Participants were drawn from a larger longitudinal study (12) which identified patients with type 2 diabetes within a large, urban, midwestern US healthcare system using the following criteria: (a) at least one hospitalization with a diabetes-related international classification of disease code (ICD-9 code), (b) or at least two outpatient visits coded with a diabetes-related ICD-9 code, (c) or at least one prescription for a glucose control medication or monitoring supplies. Participants were also required to be 18–80 years of age and able to complete self-report instruments. All were enrolled in a single private healthcare plan and therefore had similar health care access and the same mental health benefit package. The subset of participants who reported significant depressive symptoms in the larger study comprised the sample for the present study.

Procedures

Eligible patients were mailed a study invitation letter followed by a recruitment telephone call for screening and enrollment. Consenting participants then attended an appointment for assessment of depressive symptoms, glycemic control, and medical status. Depression was reassessed by telephone two and four months after the baseline visit, and six months after baseline participants attended a second appointment for reassessment of glycemic control and depressive symptoms. To be entered into the present study, participants from the larger study needed to demonstrate significant depressive symptoms on any of the first three assessments, as evidenced by at least one Patient Health Questionnaire - 9, (PHQ-9; described below) total ≥ 10. This depressed subset of patients provided supplemental data on their depression disclosure and treatment history. The study was approved by the institutional review boards at all respective institutions.

Measures

Depressive symptoms were assessed with the PHQ-9 upon which respondents indicate how often during the past two weeks they experienced each of nine depressive symptoms using a 4-point scale ranging from “not at all” to “nearly every day.” The PHQ-9 is 88% sensitive and 88% specific for interview-detected major depression in medical patients (13). Using the established total cutoff score of 10, participants were classified as either depressed or not at each assessment occasion.

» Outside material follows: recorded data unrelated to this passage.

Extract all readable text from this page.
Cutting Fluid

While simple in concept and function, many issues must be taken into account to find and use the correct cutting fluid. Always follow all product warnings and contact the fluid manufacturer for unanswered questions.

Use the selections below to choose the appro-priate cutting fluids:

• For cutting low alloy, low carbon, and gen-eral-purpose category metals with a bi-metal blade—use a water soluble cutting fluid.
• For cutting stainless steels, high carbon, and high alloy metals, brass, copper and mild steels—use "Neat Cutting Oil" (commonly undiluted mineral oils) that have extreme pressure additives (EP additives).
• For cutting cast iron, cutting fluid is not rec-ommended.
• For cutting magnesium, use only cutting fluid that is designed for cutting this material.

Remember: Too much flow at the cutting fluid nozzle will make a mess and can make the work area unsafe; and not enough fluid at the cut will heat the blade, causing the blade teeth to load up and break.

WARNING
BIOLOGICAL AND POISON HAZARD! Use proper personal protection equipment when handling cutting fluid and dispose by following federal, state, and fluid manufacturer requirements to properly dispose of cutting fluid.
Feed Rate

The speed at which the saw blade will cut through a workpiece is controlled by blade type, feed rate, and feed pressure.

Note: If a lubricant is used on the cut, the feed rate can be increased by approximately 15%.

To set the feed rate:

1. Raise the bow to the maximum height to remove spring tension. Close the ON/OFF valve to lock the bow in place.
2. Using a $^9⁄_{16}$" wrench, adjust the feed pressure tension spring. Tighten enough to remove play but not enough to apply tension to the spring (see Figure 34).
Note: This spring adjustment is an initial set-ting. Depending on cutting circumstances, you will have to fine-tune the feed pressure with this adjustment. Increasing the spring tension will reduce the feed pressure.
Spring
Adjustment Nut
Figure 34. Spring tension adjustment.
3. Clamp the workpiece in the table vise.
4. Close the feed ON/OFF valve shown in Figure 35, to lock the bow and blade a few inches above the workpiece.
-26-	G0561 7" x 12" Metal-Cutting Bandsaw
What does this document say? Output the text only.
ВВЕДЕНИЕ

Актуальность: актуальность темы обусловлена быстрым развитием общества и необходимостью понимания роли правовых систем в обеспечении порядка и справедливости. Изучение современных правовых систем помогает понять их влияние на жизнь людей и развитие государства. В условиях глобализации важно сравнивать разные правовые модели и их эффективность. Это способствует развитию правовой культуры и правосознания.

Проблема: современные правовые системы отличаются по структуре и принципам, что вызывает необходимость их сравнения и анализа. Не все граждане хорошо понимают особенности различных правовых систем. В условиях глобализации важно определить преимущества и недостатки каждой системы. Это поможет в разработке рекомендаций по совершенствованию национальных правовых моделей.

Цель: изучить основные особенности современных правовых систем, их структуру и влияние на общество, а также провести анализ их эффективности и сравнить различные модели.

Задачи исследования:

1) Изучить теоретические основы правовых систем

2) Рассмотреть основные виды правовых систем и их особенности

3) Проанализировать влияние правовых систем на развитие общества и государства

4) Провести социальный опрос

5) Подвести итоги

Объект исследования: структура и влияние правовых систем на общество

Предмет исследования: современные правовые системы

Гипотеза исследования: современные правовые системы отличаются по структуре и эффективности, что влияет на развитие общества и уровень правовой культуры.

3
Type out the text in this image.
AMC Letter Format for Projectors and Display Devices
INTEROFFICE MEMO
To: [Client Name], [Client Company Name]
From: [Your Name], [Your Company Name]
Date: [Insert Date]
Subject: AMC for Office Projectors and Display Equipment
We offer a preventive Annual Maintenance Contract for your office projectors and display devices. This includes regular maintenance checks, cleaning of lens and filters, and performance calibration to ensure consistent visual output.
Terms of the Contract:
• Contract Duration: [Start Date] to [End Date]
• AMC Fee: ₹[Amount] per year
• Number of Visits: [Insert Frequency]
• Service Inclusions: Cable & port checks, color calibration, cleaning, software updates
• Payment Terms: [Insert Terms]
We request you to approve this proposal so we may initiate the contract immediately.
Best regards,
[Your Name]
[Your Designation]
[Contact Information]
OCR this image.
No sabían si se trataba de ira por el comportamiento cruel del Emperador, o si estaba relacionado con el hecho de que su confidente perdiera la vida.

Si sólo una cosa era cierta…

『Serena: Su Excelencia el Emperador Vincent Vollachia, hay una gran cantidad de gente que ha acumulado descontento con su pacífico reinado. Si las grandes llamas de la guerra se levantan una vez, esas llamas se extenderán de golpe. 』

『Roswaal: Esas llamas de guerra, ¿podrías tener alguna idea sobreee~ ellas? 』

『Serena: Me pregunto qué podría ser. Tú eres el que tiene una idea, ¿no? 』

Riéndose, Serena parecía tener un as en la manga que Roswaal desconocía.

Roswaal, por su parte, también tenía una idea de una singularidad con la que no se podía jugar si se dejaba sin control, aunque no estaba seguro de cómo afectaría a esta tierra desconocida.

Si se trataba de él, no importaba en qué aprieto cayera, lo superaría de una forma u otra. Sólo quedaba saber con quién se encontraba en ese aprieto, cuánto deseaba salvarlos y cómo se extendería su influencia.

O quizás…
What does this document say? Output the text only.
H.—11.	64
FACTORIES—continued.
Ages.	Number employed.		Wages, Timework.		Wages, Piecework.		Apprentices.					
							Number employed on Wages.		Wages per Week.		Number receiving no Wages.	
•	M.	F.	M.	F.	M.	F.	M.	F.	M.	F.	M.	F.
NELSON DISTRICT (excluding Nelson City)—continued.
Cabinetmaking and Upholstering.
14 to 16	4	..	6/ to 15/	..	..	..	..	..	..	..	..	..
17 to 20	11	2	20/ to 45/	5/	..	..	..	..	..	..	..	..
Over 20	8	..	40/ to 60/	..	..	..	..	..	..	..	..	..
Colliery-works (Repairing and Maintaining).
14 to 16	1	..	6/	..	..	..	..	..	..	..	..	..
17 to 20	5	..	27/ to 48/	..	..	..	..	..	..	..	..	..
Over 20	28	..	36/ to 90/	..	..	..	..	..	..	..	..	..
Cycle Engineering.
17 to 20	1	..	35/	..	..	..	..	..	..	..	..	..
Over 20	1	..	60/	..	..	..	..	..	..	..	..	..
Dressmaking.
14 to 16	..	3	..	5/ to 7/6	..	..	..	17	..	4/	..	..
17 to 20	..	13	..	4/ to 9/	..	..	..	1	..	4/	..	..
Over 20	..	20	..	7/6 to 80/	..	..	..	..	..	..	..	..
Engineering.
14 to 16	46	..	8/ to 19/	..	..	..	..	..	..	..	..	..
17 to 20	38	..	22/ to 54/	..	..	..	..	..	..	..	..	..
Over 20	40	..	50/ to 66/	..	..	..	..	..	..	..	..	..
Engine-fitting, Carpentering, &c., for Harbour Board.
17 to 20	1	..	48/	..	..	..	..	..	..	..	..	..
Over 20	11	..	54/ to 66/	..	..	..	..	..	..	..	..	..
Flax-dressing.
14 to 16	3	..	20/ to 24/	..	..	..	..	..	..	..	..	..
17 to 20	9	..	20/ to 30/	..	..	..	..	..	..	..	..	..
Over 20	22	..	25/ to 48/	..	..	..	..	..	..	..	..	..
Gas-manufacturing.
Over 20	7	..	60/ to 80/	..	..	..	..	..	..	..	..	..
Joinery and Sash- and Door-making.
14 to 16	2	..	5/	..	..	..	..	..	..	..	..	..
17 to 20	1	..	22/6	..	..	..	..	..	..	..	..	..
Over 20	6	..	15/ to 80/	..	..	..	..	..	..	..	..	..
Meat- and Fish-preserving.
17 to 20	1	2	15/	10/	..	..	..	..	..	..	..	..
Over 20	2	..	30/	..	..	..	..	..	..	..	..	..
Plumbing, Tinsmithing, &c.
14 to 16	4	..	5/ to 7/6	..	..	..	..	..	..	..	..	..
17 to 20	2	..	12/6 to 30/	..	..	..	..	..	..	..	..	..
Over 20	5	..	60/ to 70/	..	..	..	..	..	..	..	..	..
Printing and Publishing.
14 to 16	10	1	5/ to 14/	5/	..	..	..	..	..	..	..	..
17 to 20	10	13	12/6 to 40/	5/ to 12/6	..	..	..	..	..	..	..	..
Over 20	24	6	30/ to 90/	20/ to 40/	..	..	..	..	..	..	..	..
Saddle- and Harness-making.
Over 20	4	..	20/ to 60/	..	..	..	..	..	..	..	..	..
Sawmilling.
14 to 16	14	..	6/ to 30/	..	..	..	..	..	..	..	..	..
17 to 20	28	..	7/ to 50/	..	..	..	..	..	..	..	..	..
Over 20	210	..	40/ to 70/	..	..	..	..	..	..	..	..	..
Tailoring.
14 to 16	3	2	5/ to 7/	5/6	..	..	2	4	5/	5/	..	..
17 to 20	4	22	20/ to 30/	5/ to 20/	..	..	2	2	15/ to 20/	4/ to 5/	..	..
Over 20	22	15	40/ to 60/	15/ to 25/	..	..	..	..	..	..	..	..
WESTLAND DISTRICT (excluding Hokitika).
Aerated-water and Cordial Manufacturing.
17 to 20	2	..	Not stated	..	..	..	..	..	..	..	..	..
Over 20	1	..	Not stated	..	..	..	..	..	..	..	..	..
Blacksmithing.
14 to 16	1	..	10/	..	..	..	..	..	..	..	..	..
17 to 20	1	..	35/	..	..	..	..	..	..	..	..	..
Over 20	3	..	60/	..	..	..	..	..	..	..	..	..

Depression disclosure and treatment were assessed using the Treatment Seeking Scale (TSS), a self-report instrument developed at the University of Michigan. The TSS has five main dichotomous items about various types of assistance sought for “feelings of sadness, anxiety, or other psychological problems” including: talked to health professional, minister, or friend/family member, took antidepressant medication, participated in formal mental health counseling. Follow-up items elicit details about the confidante including family doctor, gynecologist, psychiatrist, psychologist, social worker, clergy (pastor, priest, rabbi, imam), friend or family member, pharmacist, alternative healer, other. Overall, participants were considered to have disclosed their depressive symptoms to anyone if they endorsed any of these confidante response options. Follow up items also elicit details about miscellaneous help-seeking activities including social support, vacation, massage, and herbal remedies.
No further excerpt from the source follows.